Für viele PC-Historiker gilt er als der erste Personal Computer, der Altair 8800 von MITS, der im Januar seinen 30sten Geburtstag feiert. Das Gerät des Bastlers Ed Roberts, das seinen Namen der Fernsehserie Raumschiff Enterprise verdankt, war mit dem 8080-Prozessor von Intel (2 MHz) bestückt, einem Vorläufer des erfolgreichen Z80-Prozessors. Beide Prozessoren wurden von Frederico Faggin designt - nur hatte sich dieser zwischendurch von Intel getrennt, die Firma Zilog gegründet und unter eigenem Label den Z80 herausgebracht. Damit hätte er Intel beinah das Genick gebrochen, aber Intel obsiegte dann doch mit dem 8086/88-Prozessor, nicht zuletzt dank tatkräftiger Mithilfe von IBM, die den 8088 zum Herz ihres PC erkoren.

Der Altair war übrigens auch der erste kommerzielle Rechner, auf dem das BASIC der jungen Studenten Bill Gates und Paul Allen zum Einsatz kam. Mitentwickler Allen wurde dann sogar Software-Chef bei MITS, bevor er mit Gates zusammen die Firma Microsoft gründete.

Der Altair 8800 war sicherlich ein Meilenstein in der PC-Geschichte. Für mich gilt allerdings die Olivetti Programma 101 als erster Personal Computer beziehungsweise als das erste Desktop-System. Dieser Rechner aus europäischen Landen kann in diesem Jahr ebenfalls feiern, nämlich schon den 40sten Geburtstag. Einen Mikroprozessor besaß der von Pier Giorgio Perotto entwickelte Oldtimer allerdings noch nicht; seine CPU war noch diskret aus Transistoren aufgebaut. Sie arbeitete intern mit 8 Bit, die acht Arbeitsregister waren allerdings 22-stellig - und zwar dezimal. Man konnte sie in zwei 11-stellige Register aufspalten. Immerhin verwendete die Programma bereits Magnetkarten als Massenspeicher. Ich besitze noch einen kleinen Stapel davon, voller komplexer Programme wie die Sinus-Berechnung oder die Bestimmung der pythagoräischen Zahlen - doch im Lauf der Zeit sind die Karten reichlich grün angelaufen und wohl kaum noch nutzbar. Einzigartig war auch der Magnetdrahtspeicher der Programma: Die Daten (rund 240 Byte) wurden mit einem Magnetkopf seriell aufgespielt, liefen um den Draht und wurden dann verzögert wieder eingelesen und erneut aufgespielt.

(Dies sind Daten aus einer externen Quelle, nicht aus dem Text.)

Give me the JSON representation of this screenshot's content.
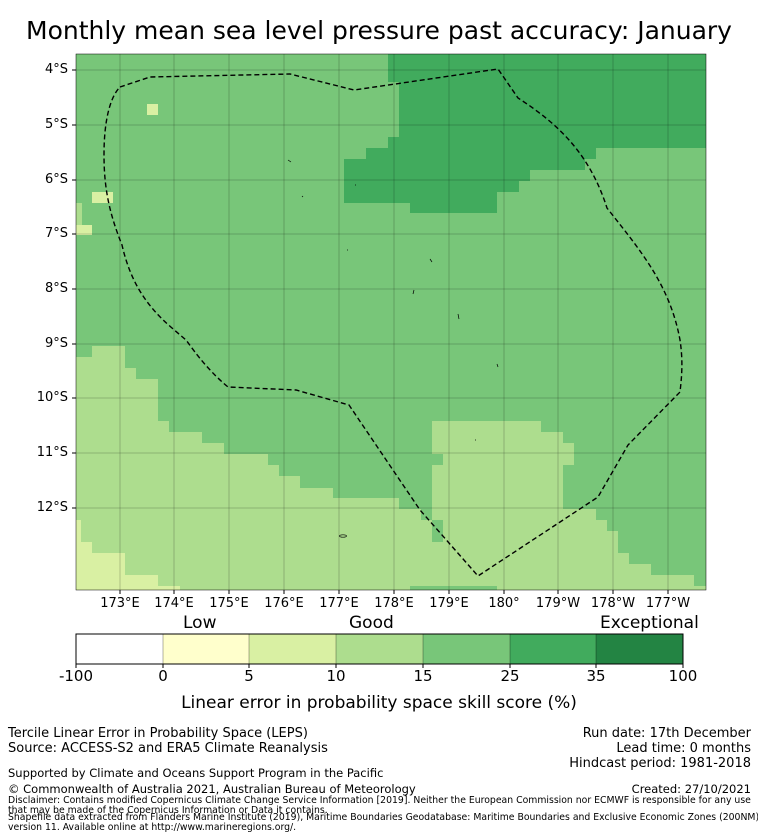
{
  "title": "Monthly mean sea level pressure past accuracy: January",
  "map": {
    "lat_labels": [
      "4°S",
      "5°S",
      "6°S",
      "7°S",
      "8°S",
      "9°S",
      "10°S",
      "11°S",
      "12°S"
    ],
    "lon_labels": [
      "173°E",
      "174°E",
      "175°E",
      "176°E",
      "177°E",
      "178°E",
      "179°E",
      "180°",
      "179°W",
      "178°W",
      "177°W"
    ],
    "categories": {
      "low": "Low",
      "good": "Good",
      "exceptional": "Exceptional"
    },
    "colors": {
      "c0": "#ffffff",
      "c1": "#ffffcc",
      "c2": "#d9f0a3",
      "c3": "#addd8e",
      "c4": "#78c679",
      "c5": "#41ab5d",
      "c6": "#238443"
    },
    "boundary": "Exclusive Economic Zone (dashed)"
  },
  "colorbar": {
    "ticks": [
      "-100",
      "0",
      "5",
      "10",
      "15",
      "25",
      "35",
      "100"
    ],
    "title": "Linear error in probability space skill score (%)"
  },
  "footer": {
    "method": "Tercile Linear Error in Probability Space (LEPS)",
    "source": "Source: ACCESS-S2 and ERA5 Climate Reanalysis",
    "support": "Supported by Climate and Oceans Support Program in the Pacific",
    "copyright": "© Commonwealth of Australia 2021, Australian Bureau of Meteorology",
    "disclaimer_1": "Disclaimer: Contains modified Copernicus Climate Change Service Information [2019]. Neither the European Commission nor ECMWF is responsible for any use",
    "disclaimer_2": "that may be made of the Copernicus Information or Data it contains.",
    "shapefile_1": "Shapefile data extracted from Flanders Marine Institute (2019), Maritime Boundaries Geodatabase: Maritime Boundaries and Exclusive Economic Zones (200NM),",
    "shapefile_2": "version 11. Available online at http://www.marineregions.org/.",
    "run_date": "Run date: 17th December",
    "lead_time": "Lead time: 0 months",
    "hindcast": "Hindcast period: 1981-2018",
    "created": "Created: 27/10/2021"
  }
}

Im Juni des Jahres 1975 wurde bei MOS Technology auch der 6502-Prozessor geboren, der in zahlreichen Apple- und Commodore-Systemen Furore machte. Und nicht zu vergessen: der 68 000-Prozessor von Motorola, der im September sein 25-Jähriges feiert. Den kann man wegen seiner internen Register durchaus als den ersten 32-Bitter bezeichnen.

Einen Monat später steht ein weiteres, besonderes Jubiläum an: Im Oktober wird der Intel-386-Prozessor 20 Jahre alt. Dieser 32-Bitter erweiterte die 8086/80286-Architektur ganz erheblich, nicht nur um 32-Bit-Register und viele neue Befehle, sondern auch um Memory-Management, einen virtuellen Modus und vieles mehr. Der Clou ist, dass Intel diesen 32-Bitter eigentlich gar nicht wollte, sondern stattdessen einen völlig neu designten 32-Bit-Prozessor, den i432. Doch das i432-Team kam nicht in die Strümpfe und die konkurrierende Mannschaft rund um den heutigen Chief Technology Officer Gelsinger schaffte mit dem „Übergangsprozessor“ 386 den Durchbruch. Dessen Architektur ist bis heute die Basis aller Intel-PC-Prozessoren geblieben. Zwar sind im Lauf der Zeit einige Erweiterungen (MMX, SSE/2/3) hinzugekommen, aber der Kern blieb weitgehend unverändert. Erst jetzt steht der größte Umbruch seit jener Zeit bevor - und er kommt originär nicht von Intel, sondern von AMD: die Erweiterung auf 64 Bit. Die Prozessoren sind bereits da und Microsofts Windows XP64 ist seit kurzem als Release Candidate draußen, in ein paar Monaten dürfte es auf dem Markt sein.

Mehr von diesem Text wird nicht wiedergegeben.